A dream I had last night…

“I’m looking at a scene. A quiet scene. Everything is quiet.
It’s a hotel lobby and my view is trained on the closed lift doors. These doors take up the centre of the lobby.
I guess it must be early in the morning. A night porter shuffles bags and a trolley. The man on the reception desk is almost drifting off to sleep, yet the lighting is not subdued. People may come and go all night. That’s their prerogative.
My position is filmic. I am like the camera, the floating ghost, observing the scene passively. My view rotates, eight feet above the ground.
A couple enters the building through revolving doors. I feel like I am in an elegant hotel - perhaps in Paris or London in the 1950s. The couple laugh between each other. The man holds his woman very close to him. They wear clothes (overcoats) to protect them from the wind and rain, yet they appear dry. It will not be raining now, perhaps it threatened earlier?
Nobody in the scene has noticed the lift’s arrow is counting down the floors to Ground, but I am somewhat aware.
‘Bing’ - the bell signifies the lift’s arrival and the doors slide open. A man in a trench-coat steps from the lift. His eyes are wild, he carries a shotgun which he is pumping.
Nobody reacts quickly to the situation. I hear the first shot fired and my position moves from observation to action. I swoop into the body of the young male in that happy couple, the man with the raincoat. And I feel the shotgun blast hitting me from just a few feet away.

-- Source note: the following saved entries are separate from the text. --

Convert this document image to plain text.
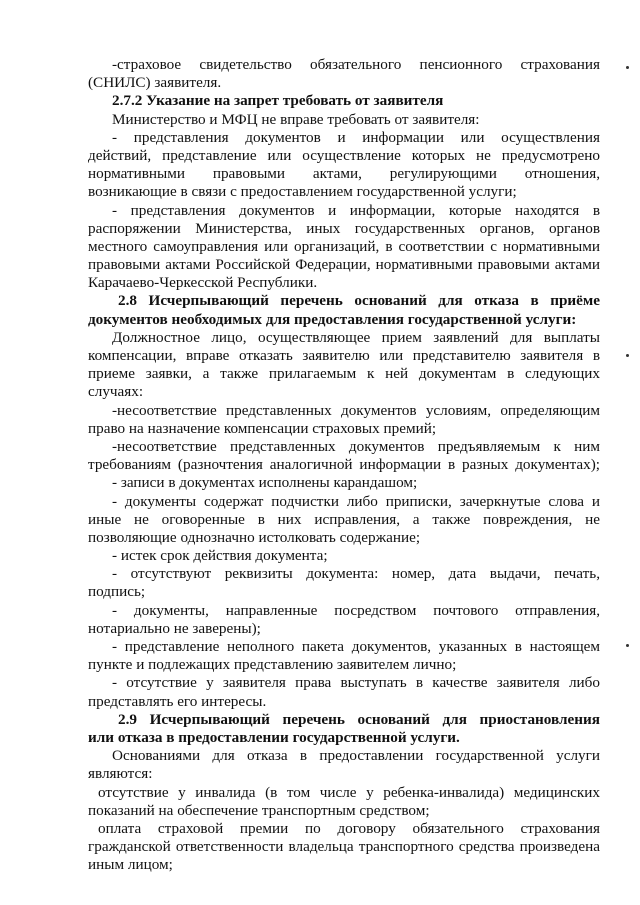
-страховое свидетельство обязательного пенсионного страхования
(СНИЛС) заявителя.
2.7.2 Указание на запрет требовать от заявителя
Министерство и МФЦ не вправе требовать от заявителя:
- представления документов и информации или осуществления
действий, представление или осуществление которых не предусмотрено
нормативными правовыми актами, регулирующими отношения,
возникающие в связи с предоставлением государственной услуги;
- представления документов и информации, которые находятся в
распоряжении Министерства, иных государственных органов, органов
местного самоуправления или организаций, в соответствии с нормативными
правовыми актами Российской Федерации, нормативными правовыми актами
Карачаево-Черкесской Республики.
2.8 Исчерпывающий перечень оснований для отказа в приёме
документов необходимых для предоставления государственной услуги:
Должностное лицо, осуществляющее прием заявлений для выплаты
компенсации, вправе отказать заявителю или представителю заявителя в
приеме заявки, а также прилагаемым к ней документам в следующих
случаях:
-несоответствие представленных документов условиям, определяющим
право на назначение компенсации страховых премий;
-несоответствие представленных документов предъявляемым к ним
требованиям (разночтения аналогичной информации в разных документах);
- записи в документах исполнены карандашом;
- документы содержат подчистки либо приписки, зачеркнутые слова и
иные не оговоренные в них исправления, а также повреждения, не
позволяющие однозначно истолковать содержание;
- истек срок действия документа;
- отсутствуют реквизиты документа: номер, дата выдачи, печать,
подпись;
- документы, направленные посредством почтового отправления,
нотариально не заверены);
- представление неполного пакета документов, указанных в настоящем
пункте и подлежащих представлению заявителем лично;
- отсутствие у заявителя права выступать в качестве заявителя либо
представлять его интересы.
2.9 Исчерпывающий перечень оснований для приостановления
или отказа в предоставлении государственной услуги.
Основаниями для отказа в предоставлении государственной услуги
являются:
отсутствие у инвалида (в том числе у ребенка-инвалида) медицинских
показаний на обеспечение транспортным средством;
оплата страховой премии по договору обязательного страхования
гражданской ответственности владельца транспортного средства произведена
иным лицом;
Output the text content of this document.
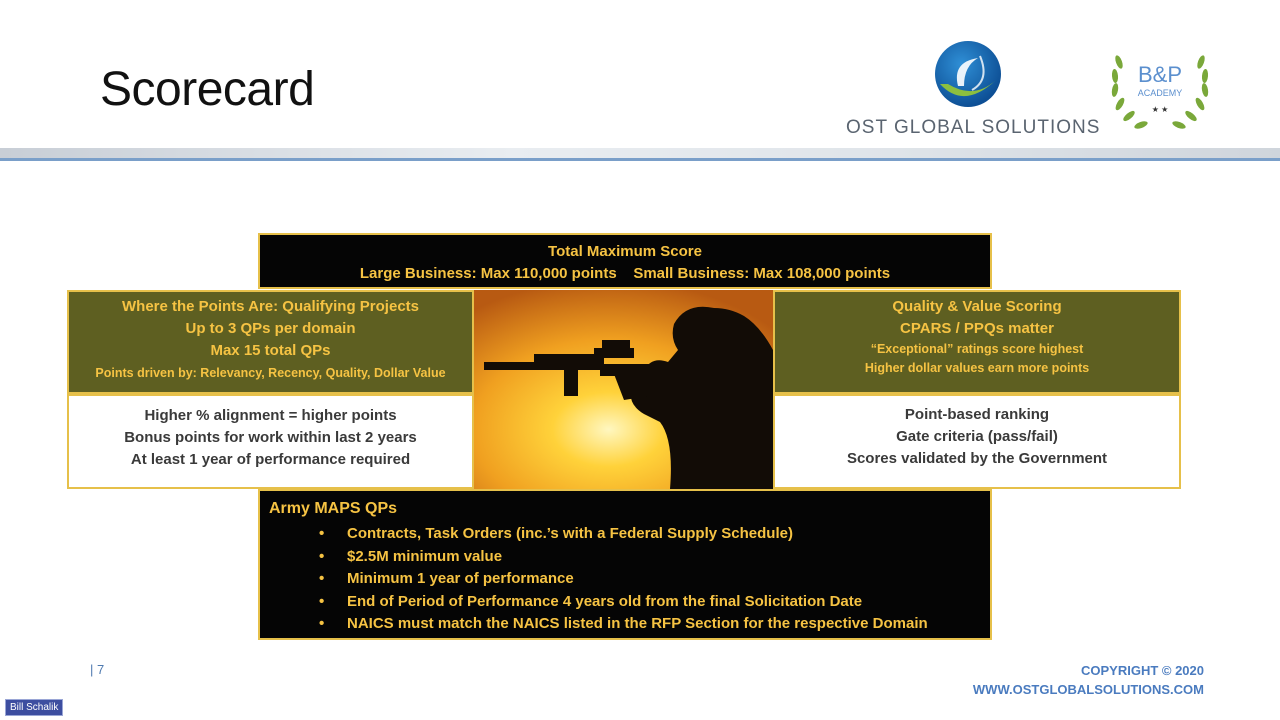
Scorecard
OST GLOBAL SOLUTIONS
B&P
ACADEMY
★ ★
Total Maximum Score
Large Business: Max 110,000 points    Small Business: Max 108,000 points
Where the Points Are: Qualifying Projects
Up to 3 QPs per domain
Max 15 total QPs
Points driven by: Relevancy, Recency, Quality, Dollar Value
Higher % alignment = higher points
Bonus points for work within last 2 years
At least 1 year of performance required
Quality & Value Scoring
CPARS / PPQs matter
“Exceptional” ratings score highest
Higher dollar values earn more points
Point-based ranking
Gate criteria (pass/fail)
Scores validated by the Government
Army MAPS QPs
• Contracts, Task Orders (inc.’s with a Federal Supply Schedule)
• $2.5M minimum value
• Minimum 1 year of performance
• End of Period of Performance 4 years old from the final Solicitation Date
• NAICS must match the NAICS listed in the RFP Section for the respective Domain
| 7	COPYRIGHT © 2020
WWW.OSTGLOBALSOLUTIONS.COM
Bill Schalik
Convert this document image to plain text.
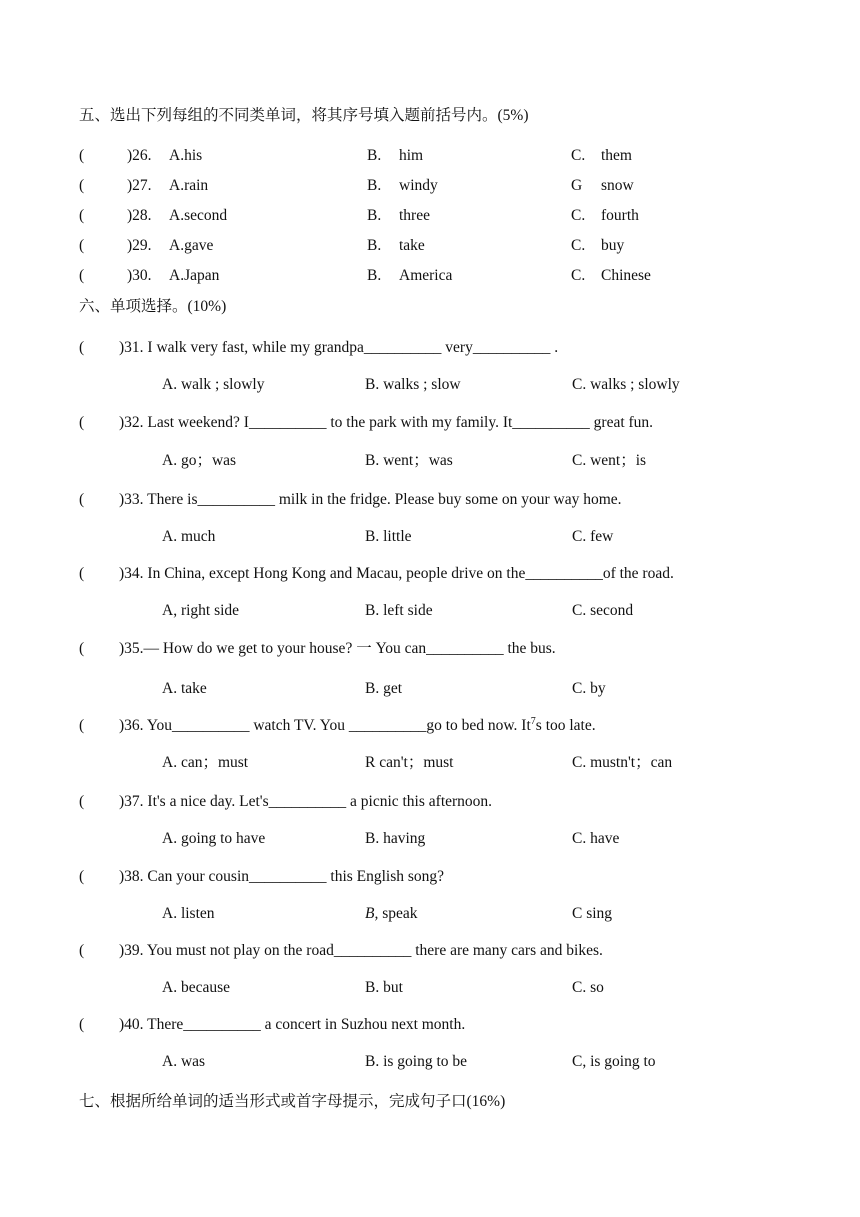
五、选出下列每组的不同类单词，将其序号填入题前括号内。(5%)
(	)26. A.his	B. him	C. them
(	)27. A.rain	B. windy	G snow
(	)28. A.second	B. three	C. fourth
(	)29. A.gave	B. take	C. buy
(	)30. A.Japan	B. America	C. Chinese
六、单项选择。(10%)
( )31. I walk very fast, while my grandpa__________ very__________ .
A. walk ; slowly	B. walks ; slow	C. walks ; slowly
( )32. Last weekend? I__________ to the park with my family. It__________ great fun.
A. go；was	B. went；was	C. went；is
( )33. There is__________ milk in the fridge. Please buy some on your way home.
A. much	B. little	C. few
( )34. In China, except Hong Kong and Macau, people drive on the__________of the road.
A, right side	B. left side	C. second
( )35.— How do we get to your house? 一 You can__________ the bus.
A. take	B. get	C. by
( )36. You__________ watch TV. You __________go to bed now. It$^7$s too late.
A. can；must	R can't；must	C. mustn't；can
( )37. It's a nice day. Let's__________ a picnic this afternoon.
A. going to have	B. having	C. have
( )38. Can your cousin__________ this English song?
A. listen	B, speak	C sing
( )39. You must not play on the road__________ there are many cars and bikes.
A. because	B. but	C. so
( )40. There__________ a concert in Suzhou next month.
A. was	B. is going to be	C, is going to
七、根据所给单词的适当形式或首字母提示，完成句子口(16%)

Perhaps it is the extraordinary surprise of being thrown into the action so suddenly, but I seem to feel the huge force of the explosion, the heat and the pain (at least some of it).
Slammed hard into my chest, I am physically moved by the blast and I see the ceiling of the lobby thrown into view.
Time passes now in slow motion, I think it has done ever since the first shot was fired.
I’m soaring on a cushion of air and I am aware of the woman who accompanies me (she is my young wife) and can tell that her mouth is hanging open, in anticipation of the fall.
Confusion reigns, for her. Which noise, which impact came first?
As my head crashes headlong into the clean marble floor, my point of view switches to the night-porter and I am feeling the blast smashing into my chest yet again.
In all I am shot three times. The animosity then fades as darkness seduces.”